The reality is, however, in respect to some smaller jurisdictions, and we're looking at a national picture, the number of judges on the court is such that there are two problems: firstly, the resources required to run such an elaborate model but, secondly, the prospect of close colleagues evaluating the performance of one another.
For that reason, a national complaints procedure based on agreed national standards is, from where I sit, from the point of view of the Australian Attorney-General, a more effective way of doing things at a national level.
Having said that, obviously States may prefer their own developed system and in the case of New South Wales, I could understand that they would do so, but that doesn't mean we should not explore it and indeed we are through the Standing Committee of Attorneys-General.
SCOTT: I appreciate that. The task force itself, you've tasked it with going out there and also looking at the profession in the round are concerns, big ones, from Chief Justice Spigelman about the dictative nature of this. He doesn't want Government getting involved in the composition and in the disciplinary part of the profession. Where do you stand on that?
McCLELLAND: Again, these are certainly points for us to look at.
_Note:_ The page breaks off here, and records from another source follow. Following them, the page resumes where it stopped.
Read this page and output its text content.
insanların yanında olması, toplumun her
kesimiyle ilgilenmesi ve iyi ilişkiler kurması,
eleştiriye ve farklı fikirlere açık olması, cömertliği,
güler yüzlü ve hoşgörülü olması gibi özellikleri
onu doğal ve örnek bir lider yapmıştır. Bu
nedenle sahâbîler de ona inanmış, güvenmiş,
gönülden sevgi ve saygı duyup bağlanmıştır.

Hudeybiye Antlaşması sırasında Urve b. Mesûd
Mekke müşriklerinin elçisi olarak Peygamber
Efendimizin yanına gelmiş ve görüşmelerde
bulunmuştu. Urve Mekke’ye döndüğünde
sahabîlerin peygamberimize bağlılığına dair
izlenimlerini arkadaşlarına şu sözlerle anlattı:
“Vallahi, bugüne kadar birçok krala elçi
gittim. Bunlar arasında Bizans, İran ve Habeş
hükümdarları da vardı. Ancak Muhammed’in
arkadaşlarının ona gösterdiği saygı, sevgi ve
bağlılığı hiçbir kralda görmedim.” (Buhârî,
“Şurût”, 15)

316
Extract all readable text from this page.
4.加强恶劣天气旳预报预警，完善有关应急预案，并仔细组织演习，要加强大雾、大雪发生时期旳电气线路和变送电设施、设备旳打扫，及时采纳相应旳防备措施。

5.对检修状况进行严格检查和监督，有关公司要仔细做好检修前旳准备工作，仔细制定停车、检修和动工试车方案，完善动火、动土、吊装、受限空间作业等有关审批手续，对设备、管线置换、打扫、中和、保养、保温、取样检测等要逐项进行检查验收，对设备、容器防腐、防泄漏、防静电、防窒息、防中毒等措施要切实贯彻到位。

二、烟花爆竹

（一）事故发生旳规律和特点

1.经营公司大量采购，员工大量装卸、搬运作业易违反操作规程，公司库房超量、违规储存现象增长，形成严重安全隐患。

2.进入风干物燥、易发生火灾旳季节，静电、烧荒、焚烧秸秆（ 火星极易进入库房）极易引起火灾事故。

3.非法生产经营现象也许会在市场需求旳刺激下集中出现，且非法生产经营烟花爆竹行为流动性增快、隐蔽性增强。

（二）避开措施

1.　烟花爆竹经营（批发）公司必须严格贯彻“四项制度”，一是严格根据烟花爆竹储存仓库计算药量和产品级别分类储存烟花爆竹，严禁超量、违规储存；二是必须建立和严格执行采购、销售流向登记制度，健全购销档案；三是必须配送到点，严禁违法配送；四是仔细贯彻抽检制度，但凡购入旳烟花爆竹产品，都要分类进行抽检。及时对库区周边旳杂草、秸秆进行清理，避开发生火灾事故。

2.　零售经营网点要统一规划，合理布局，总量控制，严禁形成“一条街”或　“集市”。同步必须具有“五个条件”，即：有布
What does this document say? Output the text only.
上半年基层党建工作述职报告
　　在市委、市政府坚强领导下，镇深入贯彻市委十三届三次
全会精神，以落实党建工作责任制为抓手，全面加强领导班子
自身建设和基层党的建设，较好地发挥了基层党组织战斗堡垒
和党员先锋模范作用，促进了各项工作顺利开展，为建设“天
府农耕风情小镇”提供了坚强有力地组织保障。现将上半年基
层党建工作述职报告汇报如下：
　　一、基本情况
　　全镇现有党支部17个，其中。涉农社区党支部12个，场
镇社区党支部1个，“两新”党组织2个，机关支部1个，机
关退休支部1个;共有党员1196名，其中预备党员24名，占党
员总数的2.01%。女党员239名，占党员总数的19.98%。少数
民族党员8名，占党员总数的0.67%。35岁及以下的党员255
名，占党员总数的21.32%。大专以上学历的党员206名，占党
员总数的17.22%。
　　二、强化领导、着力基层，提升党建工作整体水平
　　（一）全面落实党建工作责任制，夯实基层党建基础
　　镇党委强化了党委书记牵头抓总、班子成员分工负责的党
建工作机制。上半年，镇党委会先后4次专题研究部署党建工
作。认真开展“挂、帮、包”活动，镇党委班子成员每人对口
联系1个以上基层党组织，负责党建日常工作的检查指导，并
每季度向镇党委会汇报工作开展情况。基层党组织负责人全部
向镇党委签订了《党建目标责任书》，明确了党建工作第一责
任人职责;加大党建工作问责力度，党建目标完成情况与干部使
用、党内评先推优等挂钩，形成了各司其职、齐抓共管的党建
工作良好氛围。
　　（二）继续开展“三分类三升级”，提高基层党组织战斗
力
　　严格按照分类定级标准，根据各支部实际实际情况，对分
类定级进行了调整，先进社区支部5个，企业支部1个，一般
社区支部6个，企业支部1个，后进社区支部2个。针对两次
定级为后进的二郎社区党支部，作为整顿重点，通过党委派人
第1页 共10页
Their concern is that having an independent legal profession is crucial to the advocacy that they have before an independent judiciary and these points have to be listened to.
The legal profession has been very, very strong in defending what may be an unpopular cause, but nevertheless giving those who are before the courts the opportunity of presenting their case, a very important function as part of the rule of law.
SCOTT: Nonetheless, you're going into an election now. Arguably this is starting to spin out of control. So the top judges in the land, Spigelman and, of course, de Jersey from up north, coming out very publicly and saying the rule of law, our profession, our independence is threatened if we don't get a say in how we run our profession.
McCLELLAND: No, it's not spinning out of control at all. Look, all these contributions are valuable.
SCOTT: Does it need to go public, that's the point. By going public it's hardly kept it nice and measured, has it, as a debate?
McCLELLAND: I'm not offended by these comments going public and I'm big enough and ugly enough to respond to them and take them into consideration.
What we're looking at is creating a seamless national legal profession.
I think people of common sense say, well, that's a good thing and the challenge is how do you do that while preserving the independence of the profession at the same time as having effective consumer complaints procedures and the admission of lawyers, the admission of foreign lawyers, trust account regulation and disciplinary matters dealt with preferably at a local level.
SCOTT: Indeed, though the Chief Justice is saying there could be two parallel regimes if you don't indeed take on our concerns and if you really don't give us that authority we will go parallel to any system you set up. How concerned are you by that?
McCLELLAND: Well he's saying, what is again a constitutional reality. It is probably the case that the State courts under our constitutional arrangements have, and will continue to have, the authority to control proceedings including those who are admitted to appear before them.
SCOTT: And yet the task force says that the actual Legal Services Board will be the rule-making authority. How can the two co-exist?
McCLELLAND: At a national level the professions come together, that is the State and Territory professions come together at a national level to set the criteria, the rules that are then dealt with on a State and Territory level.
This is essentially the proposal that has been put forward for consideration so they can be compatible and they can work together.